During the past week there have been extraordinary weather events across the nation.
It started Monday night with a concave shaped frontal system linked with two separate low centres over inland WA, bringing Perth its wettest November day on record with 40.4mms, almost all of which fell in just two hours in Perth.
Across to the Central Wheatbelt record daily rainfalls for November were at Dalwallina, 37.8mms and Buntine 49mms due to thunderstorm activity with hail which damaged the wheat crops almost ready for harvest.
Another inland low soon approached the Alice Springs area with widespread thunderstorms and by 9am November 10 Alice Springs recorded 100.2mms, easily its wettest November day in 143 years of records.
Alice Springs' monthly total has now reached 196mms, well above the previous wettest November of 139mms in 1920.
It was most unusual for Alice Springs to receive more than 100mms in 24 hours before mid-December. All previous such cases of over 100mms in Alice Springs have occurred from the third week of December (in 1975) to the end of March (in 1988).
Another separate inland low pressure developed over western Queensland, also with scattered thunderstorm activity. Some places had large hail.
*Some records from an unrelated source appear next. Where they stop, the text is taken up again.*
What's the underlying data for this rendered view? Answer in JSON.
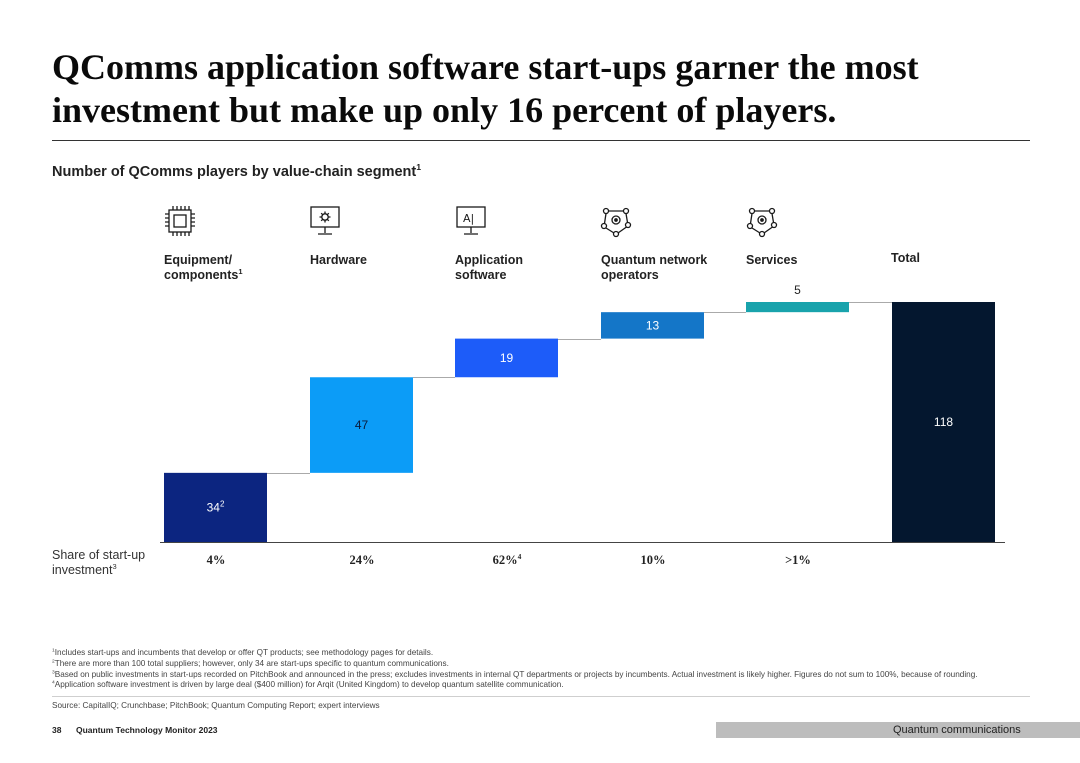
{
  "title": {
    "line1": "QComms application software start-ups garner the most",
    "line2": "investment but make up only 16 percent of players."
  },
  "subtitle": {
    "text": "Number of QComms players by value-chain segment",
    "sup": "1"
  },
  "segments": [
    {
      "label_line1": "Equipment/",
      "label_line2": "components",
      "label_sup": "1",
      "icon": "chip-icon"
    },
    {
      "label_line1": "Hardware",
      "label_line2": "",
      "label_sup": "",
      "icon": "monitor-gear-icon"
    },
    {
      "label_line1": "Application",
      "label_line2": "software",
      "label_sup": "",
      "icon": "ai-monitor-icon"
    },
    {
      "label_line1": "Quantum network",
      "label_line2": "operators",
      "label_sup": "",
      "icon": "network-node-icon"
    },
    {
      "label_line1": "Services",
      "label_line2": "",
      "label_sup": "",
      "icon": "network-node-icon"
    },
    {
      "label_line1": "Total",
      "label_line2": "",
      "label_sup": "",
      "icon": ""
    }
  ],
  "chart_data": {
    "type": "waterfall",
    "title": "Number of QComms players by value-chain segment",
    "categories": [
      "Equipment/components",
      "Hardware",
      "Application software",
      "Quantum network operators",
      "Services",
      "Total"
    ],
    "values": [
      34,
      47,
      19,
      13,
      5,
      118
    ],
    "value_labels": [
      "34",
      "47",
      "19",
      "13",
      "5",
      "118"
    ],
    "label_sups": [
      "2",
      "",
      "",
      "",
      "",
      ""
    ],
    "is_total": [
      false,
      false,
      false,
      false,
      false,
      true
    ],
    "colors": [
      "#0c2580",
      "#0c9cf7",
      "#1d5cf9",
      "#1476c8",
      "#19a3ac",
      "#04172f"
    ],
    "ylim": [
      0,
      118
    ],
    "share_of_startup_investment": [
      "4%",
      "24%",
      "62%",
      "10%",
      ">1%",
      ""
    ],
    "share_sups": [
      "",
      "",
      "4",
      "",
      "",
      ""
    ]
  },
  "share_label": {
    "line1": "Share of start-up",
    "line2": "investment",
    "sup": "3"
  },
  "footnotes": [
    {
      "sup": "1",
      "text": "Includes start-ups and incumbents that develop or offer QT products; see methodology pages for details."
    },
    {
      "sup": "2",
      "text": "There are more than 100 total suppliers; however, only 34 are start-ups specific to quantum communications."
    },
    {
      "sup": "3",
      "text": "Based on public investments in start-ups recorded on PitchBook and announced in the press; excludes investments in internal QT departments or projects by incumbents. Actual investment is likely higher. Figures do not sum to 100%, because of rounding."
    },
    {
      "sup": "4",
      "text": "Application software investment is driven by large deal ($400 million) for Arqit (United Kingdom) to develop quantum satellite communication."
    }
  ],
  "source": "Source: CapitalIQ; Crunchbase; PitchBook; Quantum Computing Report; expert interviews",
  "footer": {
    "page_number": "38",
    "publication": "Quantum Technology Monitor 2023",
    "section": "Quantum communications"
  }
}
A phenomenal 353mms fell in 24 hours at Samuel Hill Resort, south of Mackay along the coast. Rainfalls of this magnitude in a 24-hour period have never occurred along this region before December 15 in the past 130 years and are more common January to March.
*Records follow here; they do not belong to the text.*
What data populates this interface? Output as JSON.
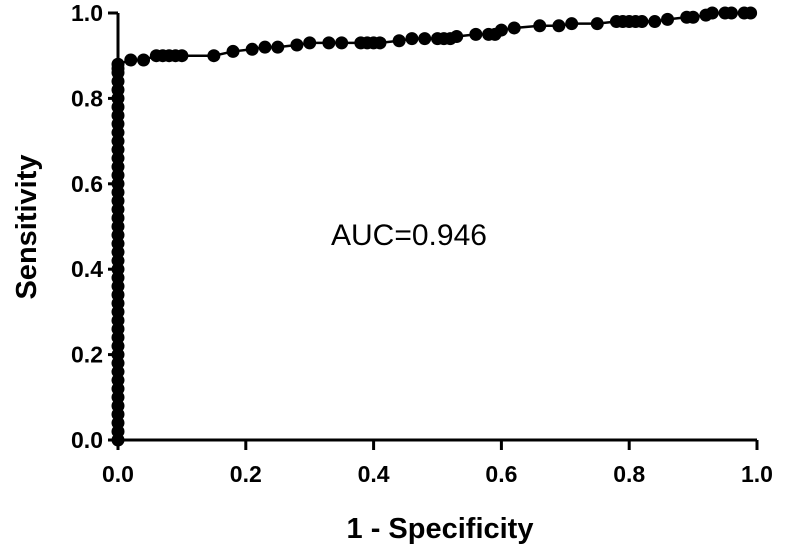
{
  "chart_data": {
    "type": "line",
    "title": "",
    "xlabel": "1 - Specificity",
    "ylabel": "Sensitivity",
    "xlim": [
      0,
      1
    ],
    "ylim": [
      0,
      1
    ],
    "xticks": [
      "0.0",
      "0.2",
      "0.4",
      "0.6",
      "0.8",
      "1.0"
    ],
    "yticks": [
      "0.0",
      "0.2",
      "0.4",
      "0.6",
      "0.8",
      "1.0"
    ],
    "grid": false,
    "legend": "none",
    "annotation": "AUC=0.946",
    "series": [
      {
        "marker": "circle",
        "color": "#000000",
        "x": [
          0,
          0,
          0,
          0,
          0,
          0,
          0,
          0,
          0,
          0,
          0,
          0,
          0,
          0,
          0,
          0,
          0,
          0,
          0,
          0,
          0,
          0,
          0,
          0,
          0,
          0,
          0,
          0,
          0,
          0,
          0,
          0,
          0,
          0,
          0,
          0,
          0,
          0,
          0,
          0,
          0,
          0,
          0,
          0,
          0,
          0,
          0.02,
          0.04,
          0.06,
          0.07,
          0.08,
          0.09,
          0.1,
          0.15,
          0.18,
          0.21,
          0.23,
          0.25,
          0.28,
          0.3,
          0.33,
          0.35,
          0.38,
          0.39,
          0.4,
          0.41,
          0.44,
          0.46,
          0.48,
          0.5,
          0.51,
          0.52,
          0.53,
          0.56,
          0.58,
          0.59,
          0.6,
          0.62,
          0.66,
          0.69,
          0.71,
          0.75,
          0.78,
          0.79,
          0.8,
          0.81,
          0.82,
          0.84,
          0.86,
          0.89,
          0.9,
          0.92,
          0.93,
          0.95,
          0.96,
          0.98,
          0.99
        ],
        "y": [
          0,
          0.02,
          0.04,
          0.06,
          0.08,
          0.1,
          0.12,
          0.14,
          0.16,
          0.18,
          0.2,
          0.22,
          0.24,
          0.26,
          0.28,
          0.3,
          0.32,
          0.34,
          0.36,
          0.38,
          0.4,
          0.42,
          0.44,
          0.46,
          0.48,
          0.5,
          0.52,
          0.54,
          0.56,
          0.58,
          0.6,
          0.62,
          0.64,
          0.66,
          0.68,
          0.7,
          0.72,
          0.74,
          0.76,
          0.78,
          0.8,
          0.82,
          0.84,
          0.86,
          0.87,
          0.88,
          0.89,
          0.89,
          0.9,
          0.9,
          0.9,
          0.9,
          0.9,
          0.9,
          0.91,
          0.915,
          0.92,
          0.92,
          0.925,
          0.93,
          0.93,
          0.93,
          0.93,
          0.93,
          0.93,
          0.93,
          0.935,
          0.94,
          0.94,
          0.94,
          0.94,
          0.94,
          0.945,
          0.95,
          0.95,
          0.95,
          0.96,
          0.965,
          0.97,
          0.97,
          0.975,
          0.975,
          0.98,
          0.98,
          0.98,
          0.98,
          0.98,
          0.98,
          0.985,
          0.99,
          0.99,
          0.995,
          1.0,
          1.0,
          1.0,
          1.0,
          1.0
        ]
      }
    ]
  }
}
The previous highest daily total for November was 165mms in 1917 at Pacific Heights near Marlborough.
Byfield near Yeppoon received 158.8mms, also a daily record for November. This town had a record 550mms on March 17 this year.
Roma had a further 47mms by 9am Wednesday, taking the month's total to 142mms.
It is a safe bet that when Roma's November rainfall exceeds 100mms, we will have a lot of rainfall in the coming months up to March next year.
Charleville has now received 102mms, its wettest November since 2007 while Miles received 78mms on Monday November 8, its wettest November day since 109mms in 1917.
The summer of 1917-18 was very wet from Victoria to Queensland with further heavy rain in Victoria in March 1918 and May 1918.
A tropical cyclone flattened Mackay in January of 1918.
Another area of rain formed early this week over the Eyre Peninsula. Ceduna recorded 39mms to 9am Thursday November 11, the town's wettest November day in 119 years of records.
Currently a low centre over western NSW with a warm front is approaching, but the rainfall looks like it will be variable with isolated heavy falls by Saturday November 13 in our region.
We are long overdue for a hot day of 30 degrees or more this spring season, although it came close on November 2 with 29 degrees.
Spring seasons with the highest temperature failing to reach 30 occurred in both 1971 and 1992 in Wangaratta.
The longer weather records at Rutherglen show both the springs of 1916 and 1917 also failed to record a hot day with 30 degrees or more.
We could end up with the coldest November since 1917.